At the follow-up visit, the researchers evaluated four outcomes. Rypdal and colleagues included nonachievement of remission off medication, according to the preliminary Wallace criteria; functional disability assessed by Childhood Health Assessment Questionnaire (CHAQ); functional disability as defined by the Physical Summary Score (PhS) of the Child Health Questionnaire; and articular damage as assessed by the Juvenile Arthritis Damage Index-Articular (JADI-A). The researchers performed cross-validations through repeated partitioning of the cohort into training sets for developing prediction models and validation sets to test predictive ability.
According to study findings, among the 410 children with available remission-status data, 59.9% failed to achieve remission off medication as of the final visit. In addition, functional disability was present in 32.7% of the 340 children assessed by CHAQ, and in 20.1% of the 199 evaluated through PhS. Joint damage was found in 13.4% of the 216 children assessed by the JADI-A. The researchers found that model performance was acceptable for making long-term outcome predictions, they wrote.
In their validation sets, the researchers found that the area under the curves in the receiver operating characteristic curves were 0.78 (interquartile range [IQR]: 0.72-0.82) for nonachievement of remission off medication; 0.73 (IQR: 0.67-0.76) for functional disability assessed by CHAQ; 0.74 (IQR: 0.65-0.8) for functional disability assessed by PhS; and 0.73 (IQR: 0.63-0.76) for joint damage using JADI-A.

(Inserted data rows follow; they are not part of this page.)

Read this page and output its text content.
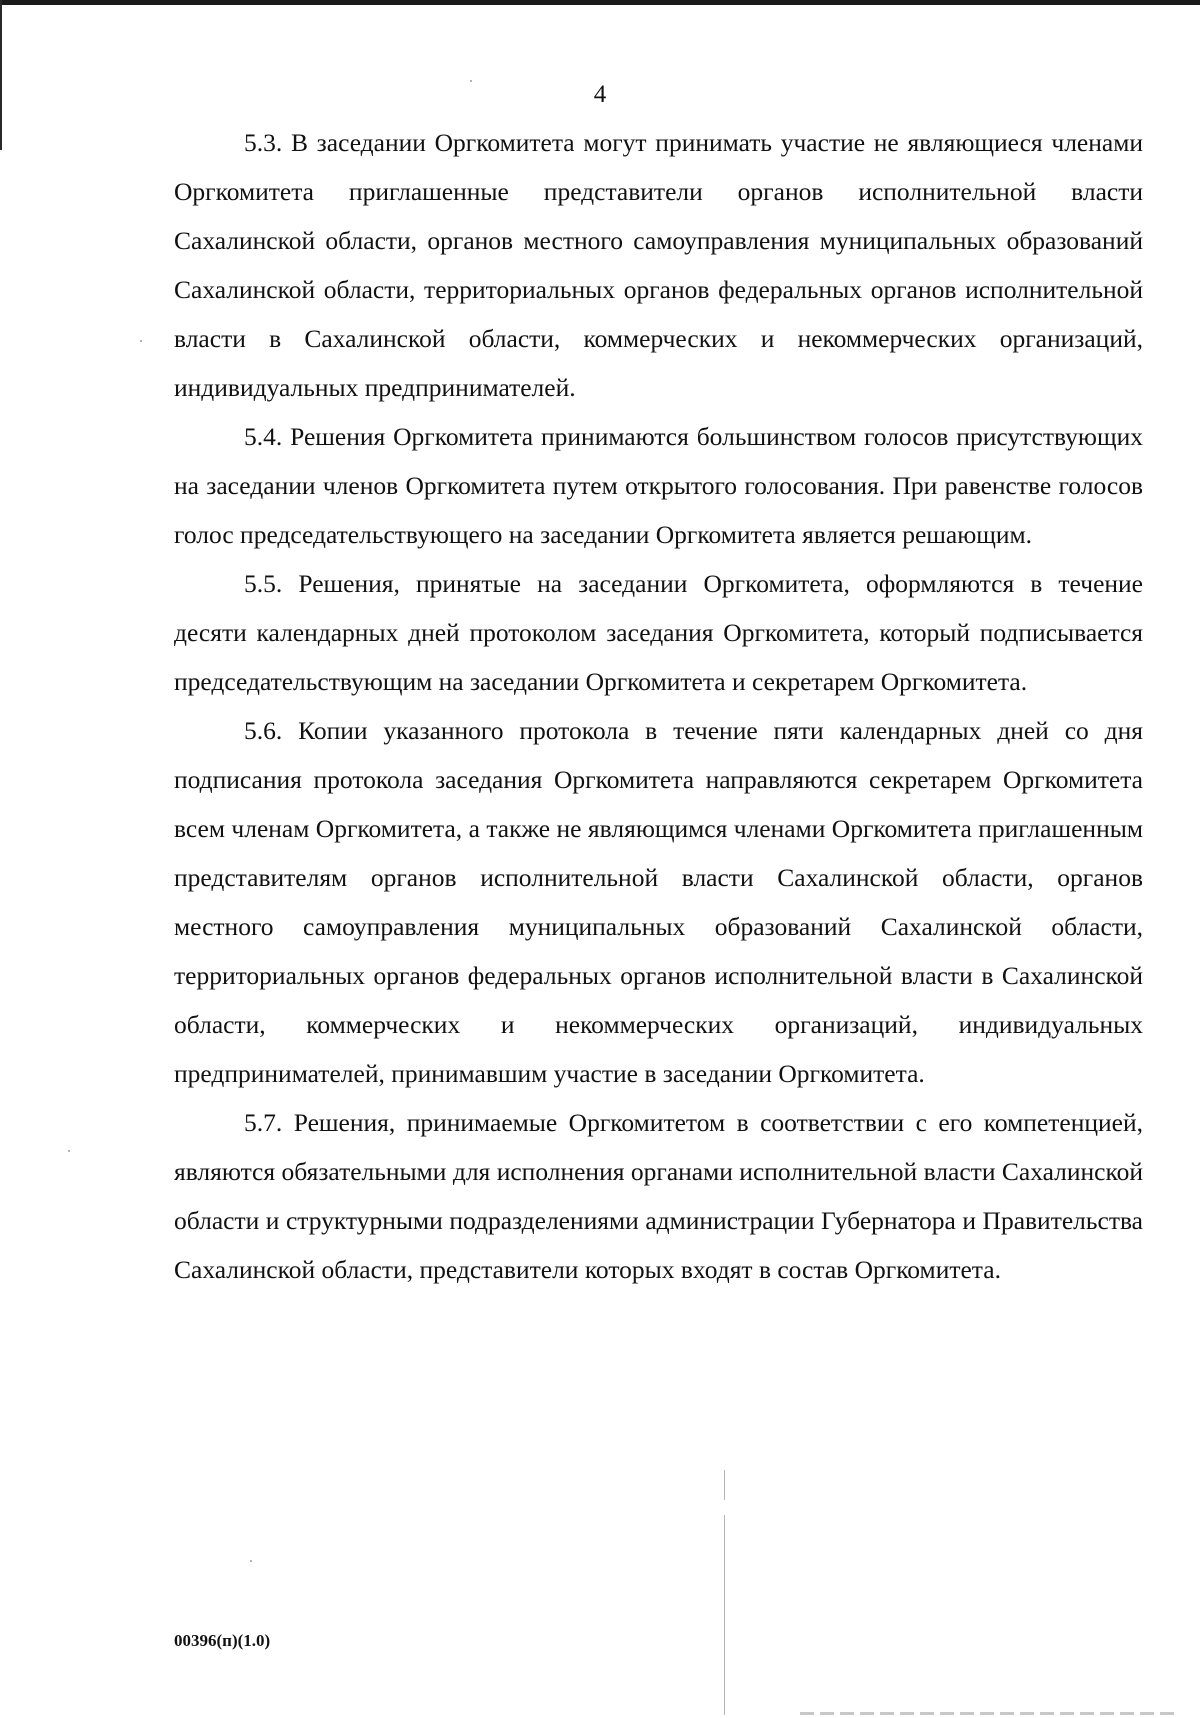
4

5.3. В заседании Оргкомитета могут принимать участие не являющиеся членами Оргкомитета приглашенные представители органов исполнительной власти Сахалинской области, органов местного самоуправления муниципальных образований Сахалинской области, территориальных органов федеральных органов исполнительной власти в Сахалинской области, коммерческих и некоммерческих организаций, индивидуальных предпринимателей.

5.4. Решения Оргкомитета принимаются большинством голосов присутствующих на заседании членов Оргкомитета путем открытого голосования. При равенстве голосов голос председательствующего на заседании Оргкомитета является решающим.

5.5. Решения, принятые на заседании Оргкомитета, оформляются в течение десяти календарных дней протоколом заседания Оргкомитета, который подписывается председательствующим на заседании Оргкомитета и секретарем Оргкомитета.

5.6. Копии указанного протокола в течение пяти календарных дней со дня подписания протокола заседания Оргкомитета направляются секретарем Оргкомитета всем членам Оргкомитета, а также не являющимся членами Оргкомитета приглашенным представителям органов исполнительной власти Сахалинской области, органов местного самоуправления муниципальных образований Сахалинской области, территориальных органов федеральных органов исполнительной власти в Сахалинской области, коммерческих и некоммерческих организаций, индивидуальных предпринимателей, принимавшим участие в заседании Оргкомитета.

5.7. Решения, принимаемые Оргкомитетом в соответствии с его компетенцией, являются обязательными для исполнения органами исполнительной власти Сахалинской области и структурными подразделениями администрации Губернатора и Правительства Сахалинской области, представители которых входят в состав Оргкомитета.

00396(п)(1.0)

“We have developed statistical models for predicting nonachievement of remission off medication, functional disability and joint damage in children with JIA,” Rypdal and colleagues wrote. “The models are easy to use and may provide a valuable tool to aid early treatment decisions on the need for DMARDs including biologic agents if validation in other JIA cohorts and across ethnicities can confirm our results. We encourage further testing of our models before the applicability can be generalized and recommended.” – by Jason Laday
Disclosure: Rypdal reports no relevant financial disclosures. Please see the full study for additional researchers’ relevant financial disclosures.